Researchers look for people who fit a certain description, called eligibility criteria. See if you qualify.

Inclusion criteria

  • Clinical diagnosis of BU WHO categories, single or multiples: 1. I 2. II with a cross-sectional diameter < 10 cm 3. III category III lesions where multiple and all are < 10 cm cross-sectional diameter
  • Positive PCR or culture for confirmation of presence of mycobacterium ulcerans (MU).
  • Exclusion criteria

  • Participants with the following known or suspected medical conditions: 1. Any non BU related condition where participation in the study, as judged by the Investigator, could compromise the well-being of the participant or prevent, limit or confound protocol specified treatment and assessments.
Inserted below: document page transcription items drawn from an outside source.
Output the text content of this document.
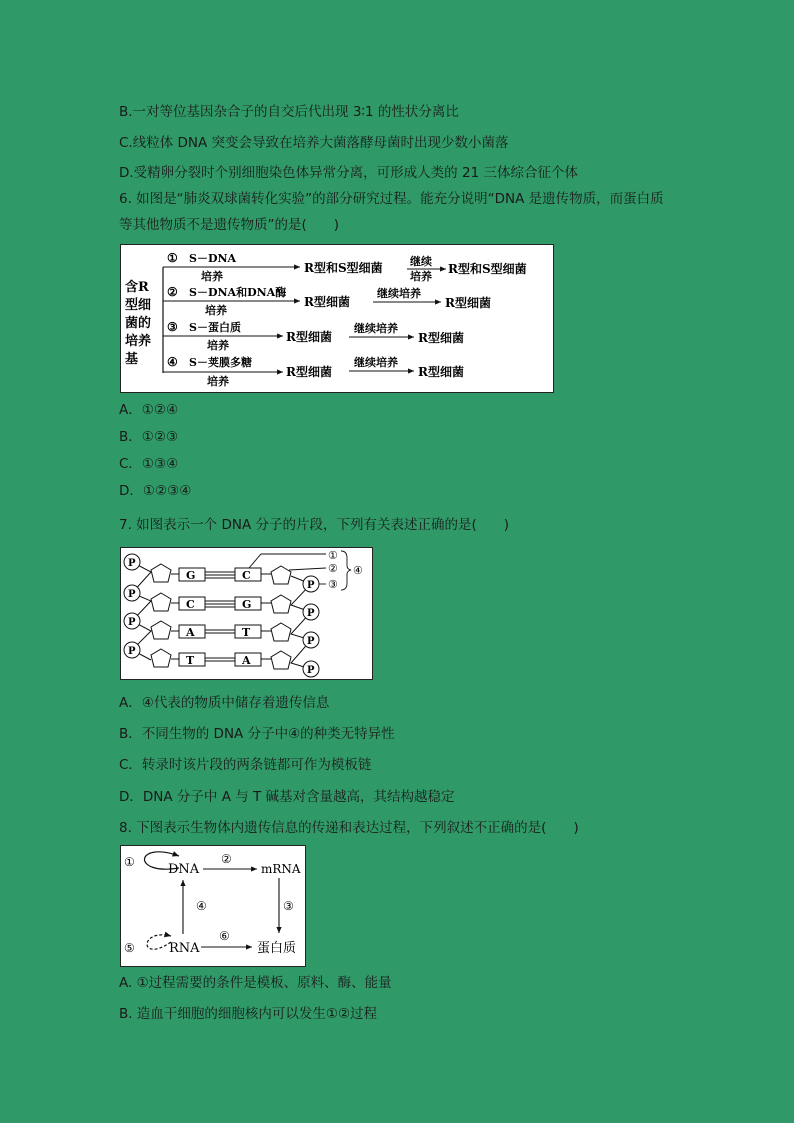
B.一对等位基因杂合子的自交后代出现 3∶1 的性状分离比
C.线粒体 DNA 突变会导致在培养大菌落酵母菌时出现少数小菌落
D.受精卵分裂时个别细胞染色体异常分离，可形成人类的 21 三体综合征个体
6. 如图是“肺炎双球菌转化实验”的部分研究过程。能充分说明“DNA 是遗传物质，而蛋白质
等其他物质不是遗传物质”的是(　　)
含R
型细
菌的
培养
基
① S－DNA
培养
R型和S型细菌 继续
培养
R型和S型细菌
② S－DNA和DNA酶
培养
R型细菌
继续培养
R型细菌
③ S－蛋白质
培养
R型细菌
继续培养
R型细菌
④ S－荚膜多糖
培养
R型细菌
继续培养
R型细菌
A．①②④
B．①②③
C．①③④
D．①②③④
7. 如图表示一个 DNA 分子的片段，下列有关表述正确的是(　　)
P
G	C
P
P
C	G
P
P
A	T
P
P
T	A
P
①
②
③
④
A．④代表的物质中储存着遗传信息
B．不同生物的 DNA 分子中④的种类无特异性
C．转录时该片段的两条链都可作为模板链
D．DNA 分子中 A 与 T 碱基对含量越高，其结构越稳定
8. 下图表示生物体内遗传信息的传递和表达过程，下列叙述不正确的是(　　)
①	DNA
②
mRNA
③
④
⑤	RNA
⑥
蛋白质
A. ①过程需要的条件是模板、原料、酶、能量
B. 造血干细胞的细胞核内可以发生①②过程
  • History or current ascites, jaundice, myasthenia gravis, clinically significant renal dysfunction [estimated glomerular filtration rate (eGFR) < 50 mls/min], uncontrolled diabetes mellitus [glycated heaemoglobin (HbA1C )> 10%], and severe immune compromise (e.g., immunosuppressive drugs after organ transplant)
  • History of previous BU (except current infection)
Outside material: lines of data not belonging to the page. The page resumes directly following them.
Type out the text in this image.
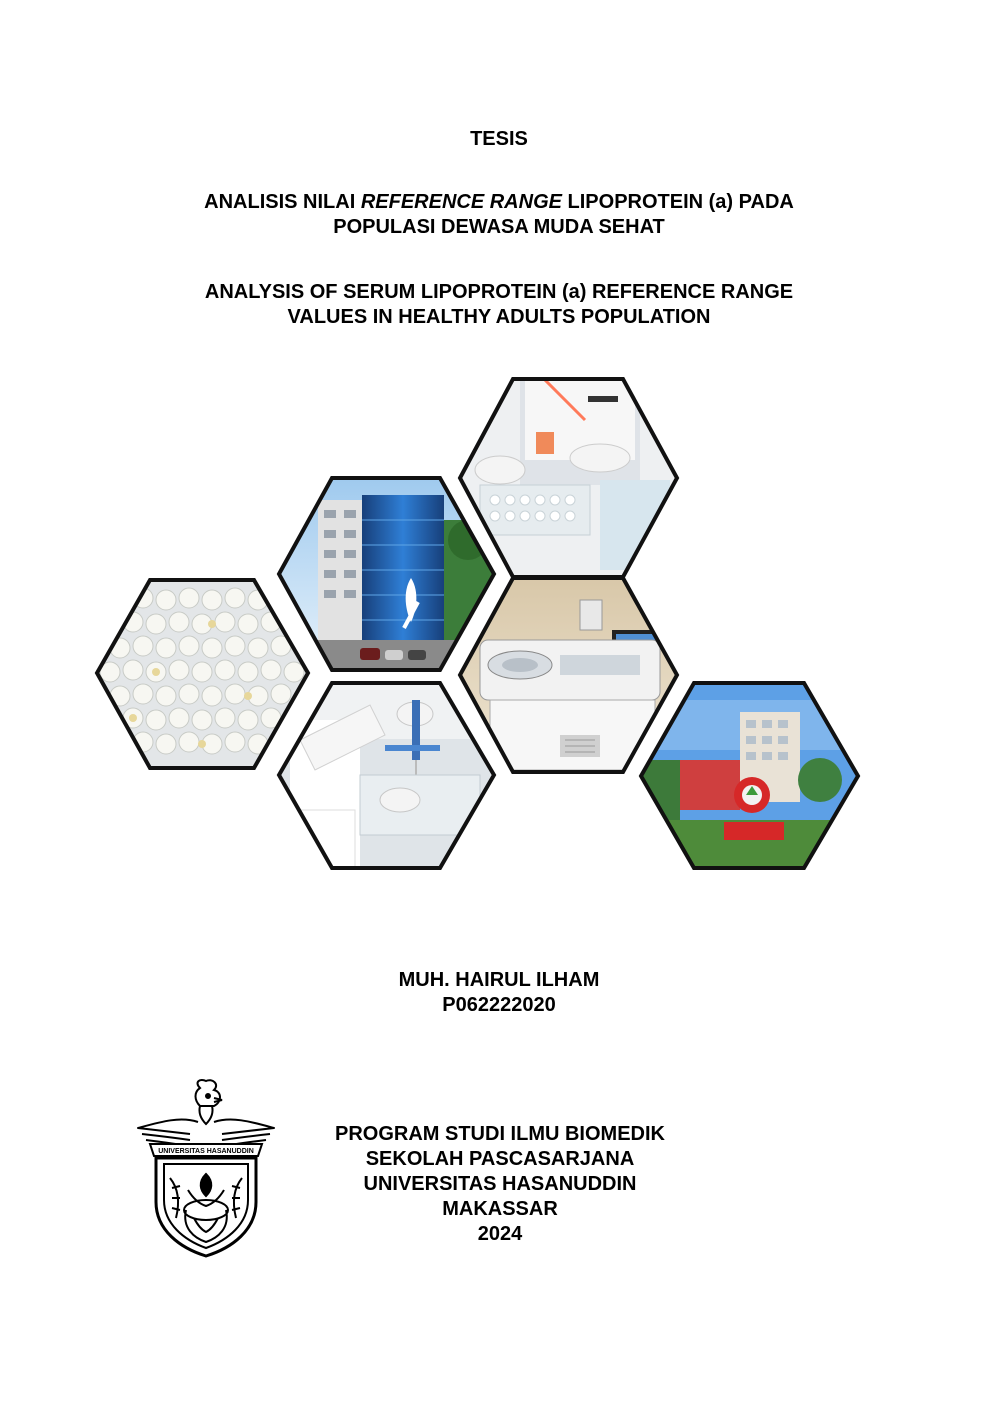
TESIS
ANALISIS NILAI REFERENCE RANGE LIPOPROTEIN (a) PADA
POPULASI DEWASA MUDA SEHAT
ANALYSIS OF SERUM LIPOPROTEIN (a) REFERENCE RANGE
VALUES IN HEALTHY ADULTS POPULATION
MUH. HAIRUL ILHAM
P062222020
UNIVERSITAS HASANUDDIN
PROGRAM STUDI ILMU BIOMEDIK
SEKOLAH PASCASARJANA
UNIVERSITAS HASANUDDIN
MAKASSAR
2024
  • Planned/expected to require curative intent excision surgery, defined as excision of lesion which may include surrounding macroscopically healthy tissue with the aim of helping to sterilize the wound rather than improve wound healing alone, for their BU during the entire study period. Simple removal of necrotic slough and skin grafting is considered normal wound care and allowed.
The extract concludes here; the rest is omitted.